Black Patriots and Loyalists: Fighting for Emancipation in the War of Independence by Alan Gilbert (
Wikipedia), a professor at the University of Denver, is his layperson-accesible historical account and interpretation of Exactly What It Says In The Title, mostly drawn from and examining primary sources of black fighters on both sides of the US Revolutionary War, free courtesy of the University of Chicago Press.
This is their featured free ebook for the month of October.
I had a quick peek inside, and this looks very readable and engaging, organized neatly by overarching topic, and is also lavishly annotated, with many footnote explanations and reference citations, and reviewers seem to think quite highly of it. Very nifty indeed.
Currently free, throughout October directly @
the publisher's website (ADE-DRM ePub available worldwide in exchange for your valid email address).
And this has been the (late!) selected 3rd (non-repeat) free ebook thread of the day.
Because well-written history on a sometimes overlooked topic drawn from primary sources is always welcome, and this one partially touches on Canada (well, future proto-Canada), so bonus points!
Enjoy!
Description
We commonly think of the American Revolution as simply the war for independence from British colonial rule. But, of course, that independence actually applied to only a portion of the American population—African Americans would still be bound in slavery for nearly another century. Alan Gilbert asks us to rethink what we know about the Revolutionary War, to realize that while white Americans were fighting for their freedom, many black Americans were joining the British imperial forces to gain theirs. Further, a movement led by sailors—both black and white—pushed strongly for emancipation on the American side. There were actually two wars being waged at once: a political revolution for independence from Britain and a social revolution for emancipation and equality.

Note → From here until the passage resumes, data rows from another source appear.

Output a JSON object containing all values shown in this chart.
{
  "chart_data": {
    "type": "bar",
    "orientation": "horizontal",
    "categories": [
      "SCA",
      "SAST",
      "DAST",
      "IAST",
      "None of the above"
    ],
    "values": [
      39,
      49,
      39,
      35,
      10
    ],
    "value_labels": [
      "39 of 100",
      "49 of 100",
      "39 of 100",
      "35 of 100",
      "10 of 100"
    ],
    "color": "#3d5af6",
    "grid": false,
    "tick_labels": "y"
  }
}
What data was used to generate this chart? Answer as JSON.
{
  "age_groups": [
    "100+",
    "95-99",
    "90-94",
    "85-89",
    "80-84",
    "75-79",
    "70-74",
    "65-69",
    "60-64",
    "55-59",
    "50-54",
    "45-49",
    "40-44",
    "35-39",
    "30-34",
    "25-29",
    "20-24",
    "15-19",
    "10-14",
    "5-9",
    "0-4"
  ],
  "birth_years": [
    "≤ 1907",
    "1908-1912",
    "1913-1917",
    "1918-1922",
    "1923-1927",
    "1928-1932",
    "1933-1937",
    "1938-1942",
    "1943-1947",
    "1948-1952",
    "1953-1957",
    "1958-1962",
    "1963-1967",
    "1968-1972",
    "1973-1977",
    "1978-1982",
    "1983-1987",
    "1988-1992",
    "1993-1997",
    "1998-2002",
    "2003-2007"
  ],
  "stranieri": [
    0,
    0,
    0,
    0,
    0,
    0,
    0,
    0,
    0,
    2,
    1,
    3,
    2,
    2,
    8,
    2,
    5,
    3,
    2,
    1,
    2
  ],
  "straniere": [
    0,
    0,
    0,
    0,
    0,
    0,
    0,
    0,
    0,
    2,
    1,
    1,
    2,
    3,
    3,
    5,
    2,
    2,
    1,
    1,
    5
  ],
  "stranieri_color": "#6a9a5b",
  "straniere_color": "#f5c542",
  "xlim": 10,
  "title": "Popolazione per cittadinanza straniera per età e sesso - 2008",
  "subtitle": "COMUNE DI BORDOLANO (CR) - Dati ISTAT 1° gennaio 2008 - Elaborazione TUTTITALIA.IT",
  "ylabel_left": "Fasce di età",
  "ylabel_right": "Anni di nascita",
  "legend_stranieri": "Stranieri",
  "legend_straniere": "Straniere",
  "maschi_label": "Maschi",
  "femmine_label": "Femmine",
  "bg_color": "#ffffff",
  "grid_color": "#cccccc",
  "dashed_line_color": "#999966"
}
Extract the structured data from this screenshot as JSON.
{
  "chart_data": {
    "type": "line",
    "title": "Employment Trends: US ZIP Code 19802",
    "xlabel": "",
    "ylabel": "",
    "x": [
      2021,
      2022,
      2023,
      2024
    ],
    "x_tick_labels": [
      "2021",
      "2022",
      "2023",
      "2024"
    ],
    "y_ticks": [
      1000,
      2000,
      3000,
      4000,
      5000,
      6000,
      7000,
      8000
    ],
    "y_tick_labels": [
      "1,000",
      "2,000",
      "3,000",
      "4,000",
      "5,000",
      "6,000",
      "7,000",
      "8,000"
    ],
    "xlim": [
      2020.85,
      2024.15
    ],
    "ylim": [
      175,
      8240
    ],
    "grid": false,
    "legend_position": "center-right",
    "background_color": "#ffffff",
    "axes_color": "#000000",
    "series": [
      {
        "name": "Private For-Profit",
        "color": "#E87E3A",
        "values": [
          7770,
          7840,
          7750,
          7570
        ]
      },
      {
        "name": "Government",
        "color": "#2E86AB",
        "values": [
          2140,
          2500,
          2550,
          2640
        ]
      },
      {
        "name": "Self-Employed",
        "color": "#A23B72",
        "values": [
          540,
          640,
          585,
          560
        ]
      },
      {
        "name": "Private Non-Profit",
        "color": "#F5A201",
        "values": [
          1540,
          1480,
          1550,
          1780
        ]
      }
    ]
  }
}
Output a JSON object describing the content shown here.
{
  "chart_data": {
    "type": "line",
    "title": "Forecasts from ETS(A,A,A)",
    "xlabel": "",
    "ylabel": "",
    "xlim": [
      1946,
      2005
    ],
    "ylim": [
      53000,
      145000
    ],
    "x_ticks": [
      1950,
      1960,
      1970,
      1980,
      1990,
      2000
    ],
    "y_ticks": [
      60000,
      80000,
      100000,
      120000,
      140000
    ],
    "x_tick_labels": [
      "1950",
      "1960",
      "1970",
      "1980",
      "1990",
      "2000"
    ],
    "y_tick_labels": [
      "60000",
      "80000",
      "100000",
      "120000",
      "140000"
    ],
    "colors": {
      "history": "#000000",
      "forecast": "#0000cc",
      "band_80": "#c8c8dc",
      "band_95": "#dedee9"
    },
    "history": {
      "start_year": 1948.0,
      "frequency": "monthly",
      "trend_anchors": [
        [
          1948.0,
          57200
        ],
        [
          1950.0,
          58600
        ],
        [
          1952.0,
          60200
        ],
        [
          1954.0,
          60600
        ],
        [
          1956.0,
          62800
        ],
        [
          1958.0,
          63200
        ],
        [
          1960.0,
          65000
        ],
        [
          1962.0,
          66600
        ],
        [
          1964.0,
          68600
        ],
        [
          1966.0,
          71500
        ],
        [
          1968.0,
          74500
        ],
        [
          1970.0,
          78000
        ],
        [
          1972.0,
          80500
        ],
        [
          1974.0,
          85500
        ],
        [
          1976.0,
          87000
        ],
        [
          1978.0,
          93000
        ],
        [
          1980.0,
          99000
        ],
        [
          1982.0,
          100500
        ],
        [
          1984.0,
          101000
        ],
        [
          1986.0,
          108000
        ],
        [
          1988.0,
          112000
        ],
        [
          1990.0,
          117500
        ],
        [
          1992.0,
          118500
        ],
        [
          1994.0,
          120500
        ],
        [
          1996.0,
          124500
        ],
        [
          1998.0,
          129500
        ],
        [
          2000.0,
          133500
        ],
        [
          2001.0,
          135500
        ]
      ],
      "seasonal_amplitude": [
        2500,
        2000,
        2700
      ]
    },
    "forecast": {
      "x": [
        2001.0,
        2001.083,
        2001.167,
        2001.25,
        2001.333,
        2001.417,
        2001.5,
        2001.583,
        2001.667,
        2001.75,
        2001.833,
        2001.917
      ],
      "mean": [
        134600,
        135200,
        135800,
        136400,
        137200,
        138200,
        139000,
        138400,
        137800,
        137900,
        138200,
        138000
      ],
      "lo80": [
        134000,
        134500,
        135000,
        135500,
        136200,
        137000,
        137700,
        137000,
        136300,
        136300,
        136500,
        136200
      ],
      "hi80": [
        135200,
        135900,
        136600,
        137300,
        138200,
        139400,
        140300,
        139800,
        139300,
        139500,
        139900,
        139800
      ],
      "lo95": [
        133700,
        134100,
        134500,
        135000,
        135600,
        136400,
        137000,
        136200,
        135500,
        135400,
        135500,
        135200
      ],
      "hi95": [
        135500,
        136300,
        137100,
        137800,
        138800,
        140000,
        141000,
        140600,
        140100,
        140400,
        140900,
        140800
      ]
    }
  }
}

Gilbert presents persuasive evidence that slavery could have been abolished during the Revolution itself if either side had fully pursued the military advantage of freeing slaves and pressing them into combat, and his extensive research also reveals that free blacks on both sides played a crucial and underappreciated role in the actual fighting. Black Patriots and Loyalists contends that the struggle for emancipation was not only basic to the Revolution itself, but was a rousing force that would inspire freedom movements like the abolition societies of the North and the black loyalist pilgrimages for freedom in Nova Scotia and Sierra Leone.